Proposed changes have been in discussion for months, said Stephen Goldman, owner of PhytaTech, a cannabis testing company.

“This crisis definitely helped push it along faster,” he said.

Colorado has reported eight cases of the vaping-related illness, and six people have been hospitalized,  according to the state’s Department of Public Health and Environment. Nationally, lung illnesses related to vaping have jumped to 805, up from 530 cases last week, the Centers for Disease Control announced Thursday. Twelve people have died, including five in the past week. The CDC has suggested the public refrain from using e-cigarette products, particularly those containing THC.

U.S. health officials said Friday that their investigation into an outbreak of severe vaping-related illnesses is increasingly focused on products that contain the marijuana compound THC.

Most of the 800 people who got sick vaped THC, the ingredient in marijuana that causes a high, according to the Centers for Disease Control and Prevention. But officials said they didn’t know if the THC is the problem or some other substance added to the vaping liquid, such as thickeners.

“The outbreak currently is pointing to a greater concern around THC-containing products,” said the CDC’s Dr. Anne Schuchat.

So far, investigators have not identified a particular electronic cigarette, vaping device, liquid or ingredient behind the outbreak. But officials say patients have mentioned the name Dank Vapes most frequently. Many of the people who got sick in Illinois and Wisconsin said they used prefilled THC cartridges sold in Dank Vapes packaging.

The health scare has prompted the federal government and local officials to take action. The Trump administration said it plans to ban flavored vaping products, while multiple states have already enacted the measure. In the most extensive action so far, Massachusetts this week became the first state to temporarily ban all vaping products.

Gov. Jared Polis told Colorado Public Radio on Wednesday that he’s exploring different options to address the epidemic, but that state law limits what he can do.

Goldman, a member of the working group on marijuana rule revisions, said the proposed changes would make sure all ingredients and additives are included on cannabis product labels, such as vaporizers. The next step, he said, is making risk assessments for those additives.

“That’s a pretty significant change for the better,” Goldman said.

Colorado industry watchers said a ban on certain additives may be down the road, but several marijuana companies are pushing for more regulation in a nascent industry that remains illegal at the federal level.

“There is enough evidence out there regarding certain additives … that they should be prohibited for use in vaporizers until further research can be performed that can demonstrate safety,” Tyrell Towle, director of chemistry for the cannabis research firm MedPharm, told a group of stakeholders and state regulators at a Sept. 20 working group meeting.

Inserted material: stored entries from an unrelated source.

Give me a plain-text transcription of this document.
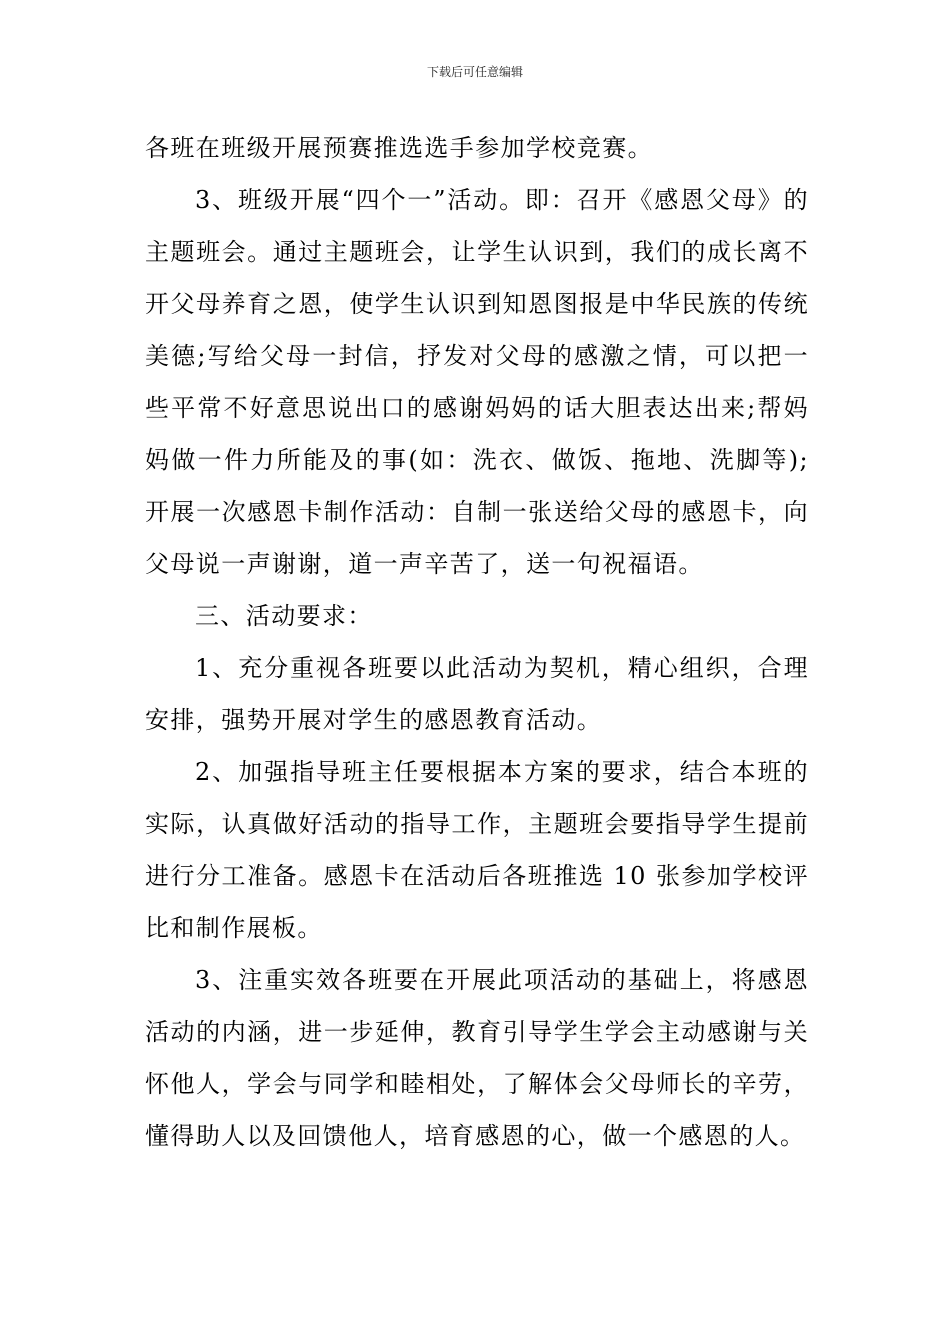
下载后可任意编辑

各班在班级开展预赛推选选手参加学校竞赛。

3、班级开展“四个一”活动。即：召开《感恩父母》的主题班会。通过主题班会，让学生认识到，我们的成长离不开父母养育之恩，使学生认识到知恩图报是中华民族的传统美德;写给父母一封信，抒发对父母的感激之情，可以把一些平常不好意思说出口的感谢妈妈的话大胆表达出来;帮妈妈做一件力所能及的事(如：洗衣、做饭、拖地、洗脚等);开展一次感恩卡制作活动：自制一张送给父母的感恩卡，向父母说一声谢谢，道一声辛苦了，送一句祝福语。

三、活动要求：

1、充分重视各班要以此活动为契机，精心组织，合理安排，强势开展对学生的感恩教育活动。

2、加强指导班主任要根据本方案的要求，结合本班的实际，认真做好活动的指导工作，主题班会要指导学生提前进行分工准备。感恩卡在活动后各班推选 10 张参加学校评比和制作展板。

3、注重实效各班要在开展此项活动的基础上，将感恩活动的内涵，进一步延伸，教育引导学生学会主动感谢与关怀他人，学会与同学和睦相处，了解体会父母师长的辛劳，懂得助人以及回馈他人，培育感恩的心，做一个感恩的人。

MedPharm, the company noted, does not use chemical additives.

One of the main hurdles for addressing the vape-illness crisis has been a lack of federal authority. The Food and Drug Administration has an approved list of chemicals and oils — including some found in vaporizers — which are only tested when it comes to eating or putting on skin. Those chemicals can have entirely different consequences when they are heated up and inhaled, experts said.

“They fed a rat all this stuff, but they didn’t give it a mini rat vapor cartridge to see how that affected them,” Chris Barone, founder of The Clear, a cannabis concentrate company. “Until they test and see if it’s unsafe or safe, no one will really know.”

Even with the lack of federal regulation, Colorado cannabis companies still must adhere to a set of rules. The black market, however, is thriving with all types of products — and zero oversight.

“That’s where a lot of these cartridges are coming from,” Scott Karolchyk, MedPharm’s director of formulation development, said regarding contaminated vaporizers linked to illnesses. “And no one really knows what’s in them.”

The Associated Press contributed to this report.